Recently, I have noticed that companies are asking about SPECjAppServer2004 results for our Enterprise Application Platform. While this isn't entirely new, it seems like it is happening more. In most cases prospective customers don't actually understand that what they are asking for isn't necessarily relevant to their environment. So, exactly what's wrong with this benchmark?
Well, before answering that question directly, let's first talk about benchmarks in general. Industry standard benchmarks are created through a consensus process within the respective organization. They involve the vendors that all have a stake in the outcome, so they all bring their agenda that includes their products strengths (they also try to avoid their products weaknesses). Of course, no one vendor gets everything they want, but they are not independently created without regard for any individual vendors products. The vendors have influence, and that skews the benchmark from the beginning. Besides the vendor influences in the creation of benchmarks, the actual implementation of the benchmarks is not very realistic to a business application. At least not any business application that I have ever written or seen.
I was in IT, developing custom business applications for over 21 years, before joining JBoss (now the middle-ware business unit of Red Hat), and I can tell you from experience, that benchmarks do not reflect real world business applications. In fact, they rarely have anything but trivial business logic in them. They also don't reflect the technology that gets used by customers. They reflect the technology that is either in a specification, or the technology that particular vendors would like to push. This is especially true, when the vendors don't have other alternatives of their own.
The other problem with benchmarks, in general, is that the numbers that any vendor creates with them will not translate directly to anything meaningful in your business. Is something that holds no direct meaning to your business a criteria that you should use in making a decision?
After contemplating my last, albeit rhetorical question, let's get back to the initial question. So, what is wrong with the SPECjAppServer2004 benchmark?
The SPECjAppServer2004 benchmark, suffers from all the ills that almost all benchmarks suffer from. First, it looks a lot like TPC-C, as it appears to be modeled after it, but written in Java, using J2EE 1.4 technologies. So, its not a realistic representation of a business application. Second, its business logic is trivial, and in no way compares to the typical complexities of business logic in real world applications.
All the real-world applications that I have worked on had millions of lines of business logic, along with millions of lines of code that were more technical in nature, for interfaces to other systems, persistence, transaction processing, etc. Third, it is clear that the author, or authors, of this benchmark have never written a business application in their lives. Or if they had, it would have been a very poor one indeed. The code uses floating point numbers to represent dollars and cents! Ouch! Real world business applications written in Java would use the BigDecimal class to represent dollars and cents. Using native types certainly will make the benchmark faster, than using BigDecimal, which uses arbitrary precision arithmetic, but it will create results that aren't correct. The more complex the real world calculations are in your business application, the larger the calculations errors will be. For example, I developed an application where there was complex discounting schemes with discount percentages carried out to four decimal places. The calculation had to be applied back to the original charges (not just a total), and in doing that you had to go back over every detail charge (could be millions and millions per account). In order to do that you had to truncate values, and roll the remainder down, and only round at the end, so that it came out correctly, and no matter what kind of slicing and dicing you did, reporting wise, the totals would always foot. You simply cannot do those kind of calculations with floating point numbers with any accuracy at all! Finally, the benchmark is heavily dependent on EJB 2.x Container Managed Persistence (CMP).

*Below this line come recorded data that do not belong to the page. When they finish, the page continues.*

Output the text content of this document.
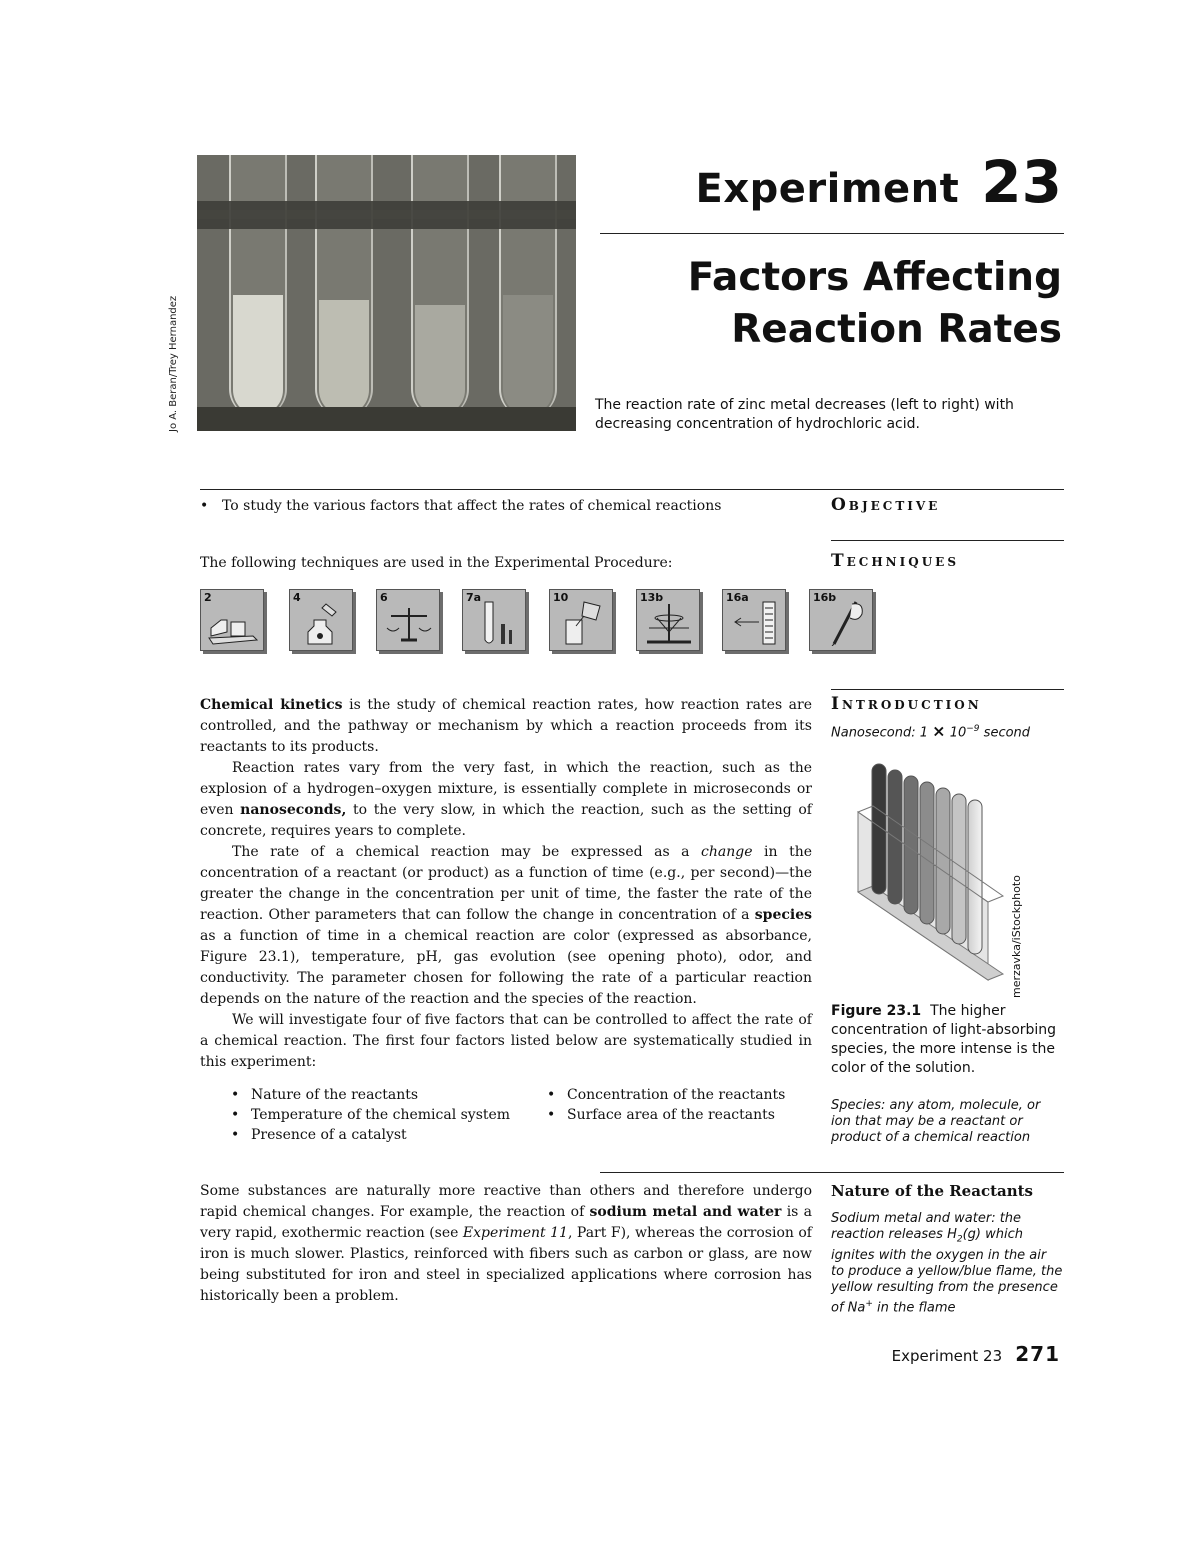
Jo A. Beran/Trey Hernandez
Experiment 23
Factors Affecting
Reaction Rates
The reaction rate of zinc metal decreases (left to right) with decreasing concentration of hydrochloric acid.
• To study the various factors that affect the rates of chemical reactions	Objective
The following techniques are used in the Experimental Procedure:	Techniques
2	4	6	7a	10	13b	16a	16b
Introduction
Nanosecond: $1 \times 10^{-9}$ second

Chemical kinetics is the study of chemical reaction rates, how reaction rates are controlled, and the pathway or mechanism by which a reaction proceeds from its reactants to its products.

Reaction rates vary from the very fast, in which the reaction, such as the explosion of a hydrogen–oxygen mixture, is essentially complete in microseconds or even nanoseconds, to the very slow, in which the reaction, such as the setting of concrete, requires years to complete.

The rate of a chemical reaction may be expressed as a change in the concentration of a reactant (or product) as a function of time (e.g., per second)—the greater the change in the concentration per unit of time, the faster the rate of the reaction. Other parameters that can follow the change in concentration of a species as a function of time in a chemical reaction are color (expressed as absorbance, Figure 23.1), temperature, pH, gas evolution (see opening photo), odor, and conductivity. The parameter chosen for following the rate of a particular reaction depends on the nature of the reaction and the species of the reaction.

We will investigate four of five factors that can be controlled to affect the rate of a chemical reaction. The first four factors listed below are systematically studied in this experiment:

• Nature of the reactants
• Temperature of the chemical system
• Presence of a catalyst
• Concentration of the reactants
• Surface area of the reactants
merzavka/iStockphoto
Figure 23.1 The higher concentration of light-absorbing species, the more intense is the color of the solution.
Species: any atom, molecule, or ion that may be a reactant or product of a chemical reaction
Nature of the Reactants
Sodium metal and water: the reaction releases $H_2(g)$ which ignites with the oxygen in the air to produce a yellow/blue flame, the yellow resulting from the presence of Na+ in the flame
Some substances are naturally more reactive than others and therefore undergo rapid chemical changes. For example, the reaction of sodium metal and water is a very rapid, exothermic reaction (see Experiment 11, Part F), whereas the corrosion of iron is much slower. Plastics, reinforced with fibers such as carbon or glass, are now being substituted for iron and steel in specialized applications where corrosion has historically been a problem.
Experiment 23 271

This is the perfect example of a benchmark utilizing technology that is not relevant to customers. With the extreme limitations of EJB QL for EJB 2.x CMP, there aren't many real world applications that can use CMP. In our own customer based the vast majority have turned to alternative ORM technology like Hibernate. We also know that this is true in WebSphere and Weblogic shops as well. I think its also illustrated by the fact that BEA (years before the acquisition by Oracle), announced support of Hibernate with Weblogic! Do you think they would do that, if their customers were using CMP? Just like us, their customer base turned their back on EJB 2.x entity beans with CMP a long time ago.
When you wrap all these things up, what value does a SPECjAppServer2004 result actually provide? Well, I think we can safely say that it doesn't provide any value. In my experience, the best thing that any customer can do is run their own application against the various middle-ware platforms, and compare those results. It is what I always did, when I was in IT. Industry standard benchmarks might be a tempting short-cut, but in this case, it really isn't going to tell you anything meaningful.
There simply is no substitute from seeing your own workload running on the potential solutions!